Department of Orthopedic Surgery, Seoul National University Bundang Hospital, Seoul National University College of Medicine, Seongnam, Republic of Korea.
Healthpoint, Abu Dhabi, United Arab Emirates.
Am J Sports Med. 2020 Jul;48(9):2129-2136. doi: 10.1177/0363546520930425. Epub 2020 Jun 18.
Some studies reporting clinical outcomes after transosseous-equivalent (TOE) repair have attributed type II rotator cuff failure to excessive bridging suture tension, as it can cause overloading on the medial row. In a previous biomechanical cadaveric study, increasing bridging suture tension over 90 N did not improve the contact area and ultimate failure load of the TOE construct, despite increasing the contact force and contact pressure.
To compare the clinical outcomes of different bridging suture tensions after TOE rotator cuff repair based on the results of a previous biomechanical study.
Randomized controlled trial; Level of evidence, 2.

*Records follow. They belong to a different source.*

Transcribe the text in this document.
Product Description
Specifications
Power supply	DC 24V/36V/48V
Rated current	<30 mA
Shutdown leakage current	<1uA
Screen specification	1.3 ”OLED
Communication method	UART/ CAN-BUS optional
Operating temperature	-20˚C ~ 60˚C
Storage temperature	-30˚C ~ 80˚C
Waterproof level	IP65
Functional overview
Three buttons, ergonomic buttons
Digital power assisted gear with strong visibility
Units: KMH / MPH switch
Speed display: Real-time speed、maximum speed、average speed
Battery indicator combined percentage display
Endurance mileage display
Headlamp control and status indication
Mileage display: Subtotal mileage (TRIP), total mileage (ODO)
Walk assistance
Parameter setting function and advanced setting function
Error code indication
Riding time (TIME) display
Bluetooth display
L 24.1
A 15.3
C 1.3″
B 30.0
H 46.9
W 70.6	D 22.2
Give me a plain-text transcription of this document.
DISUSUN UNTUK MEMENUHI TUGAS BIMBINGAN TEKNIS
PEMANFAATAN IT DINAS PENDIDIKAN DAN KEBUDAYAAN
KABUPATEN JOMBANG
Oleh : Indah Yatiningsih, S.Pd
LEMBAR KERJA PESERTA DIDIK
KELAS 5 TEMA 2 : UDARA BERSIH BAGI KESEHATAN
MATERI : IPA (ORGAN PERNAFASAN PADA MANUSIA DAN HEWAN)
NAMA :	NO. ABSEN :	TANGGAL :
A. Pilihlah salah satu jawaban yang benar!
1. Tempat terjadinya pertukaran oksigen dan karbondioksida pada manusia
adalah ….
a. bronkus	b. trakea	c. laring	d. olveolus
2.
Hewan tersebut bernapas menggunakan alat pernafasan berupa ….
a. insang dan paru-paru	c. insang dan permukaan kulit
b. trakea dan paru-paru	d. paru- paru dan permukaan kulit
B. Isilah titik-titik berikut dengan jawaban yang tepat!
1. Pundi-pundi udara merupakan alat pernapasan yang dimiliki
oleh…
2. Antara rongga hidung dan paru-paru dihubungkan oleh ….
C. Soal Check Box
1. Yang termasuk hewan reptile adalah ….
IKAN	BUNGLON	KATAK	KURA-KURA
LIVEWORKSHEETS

A total of 78 patients who underwent arthroscopic rotator cuff repair for medium- to large-sized tears were prospectively enrolled and randomly divided into 2 groups according to the applied bridging suture tension: optimum tension group (96.3 ± 4.9 N) and maximum tension group (199.0 ± 20.3 N). Bridging suture tension was measured with a customized tensiometer, as used in the previous biomechanical study. The functional outcome was measured at the final follow-up (27.4 ± 5.9 months [range, 24-45 months]) using the visual analog scale for pain, American Shoulder and Elbow Surgeons score, Simple Shoulder Test, and Constant score, and the anatomic outcome was evaluated using magnetic resonance imaging or ultrasonography at least 12 months after surgery.
Overall, 64 patients (32 in each group) were analyzed. The functional outcomes improved significantly compared with preoperative values (all < .05) but did not show significant differences between the 2 groups (all > .05). Regarding the anatomic outcomes, the maximum tension group (n = 1; 3.1%) had a significantly lower healing failure rate than the optimum tension group (n = 9; 28.1%) ( = .013). One patient in the maximum tension group had a type II failure.
Maximum bridging suture tension in TOE repair for medium- to large-sized rotator cuff tears provided better anatomic healing with less risk of medial rotator cuff failure, which differs from the results of a previous time-zero biomechanical study.
一些报道经皮等长修复(TOE)后临床结果的研究认为,II 型肩袖撕裂与过大的桥接缝线张力有关,因为它会导致内侧排承受过载。在之前的一项生物力学尸体研究中,尽管桥接缝线张力增加会增加接触力和接触压力,但超过 90N 并不会增加 TOE 结构的接触面积和极限失效负荷。
根据之前的一项生物力学研究结果,比较 TOE 肩袖修复后不同桥接缝线张力的临床结果。
随机对照试验;证据水平,2 级。
前瞻性纳入 78 例接受关节镜下中等至大型肩袖撕裂修复的患者,根据应用的桥接缝线张力随机分为 2 组:最佳张力组(96.3±4.9N)和最大张力组(199.0±20.3N)。桥接缝线张力采用定制张力计测量,该张力计与之前的生物力学研究中使用的相同。使用视觉模拟评分法(VAS)评估疼痛、美国肩肘外科医生评分(ASES)、简易肩部测试(SST)和 Constant 评分评估功能结局,在术后至少 12 个月时使用磁共振成像(MRI)或超声评估解剖结局。
总体而言,64 例患者(每组 32 例)纳入分析。与术前相比,所有患者的功能结局均显著改善(均<0.05),但 2 组间无显著差异(均>0.05)。在解剖结局方面,最大张力组(n=1;3.1%)的愈合失败率显著低于最佳张力组(n=9;28.1%)(=0.013)。最大张力组中有 1 例患者发生 II 型失败。
对于中等至大型肩袖撕裂,TOE 修复中使用最大桥接缝线张力可获得更好的解剖学愈合效果,并且内侧肩袖失败的风险降低,这与之前的零时生物力学研究结果不同。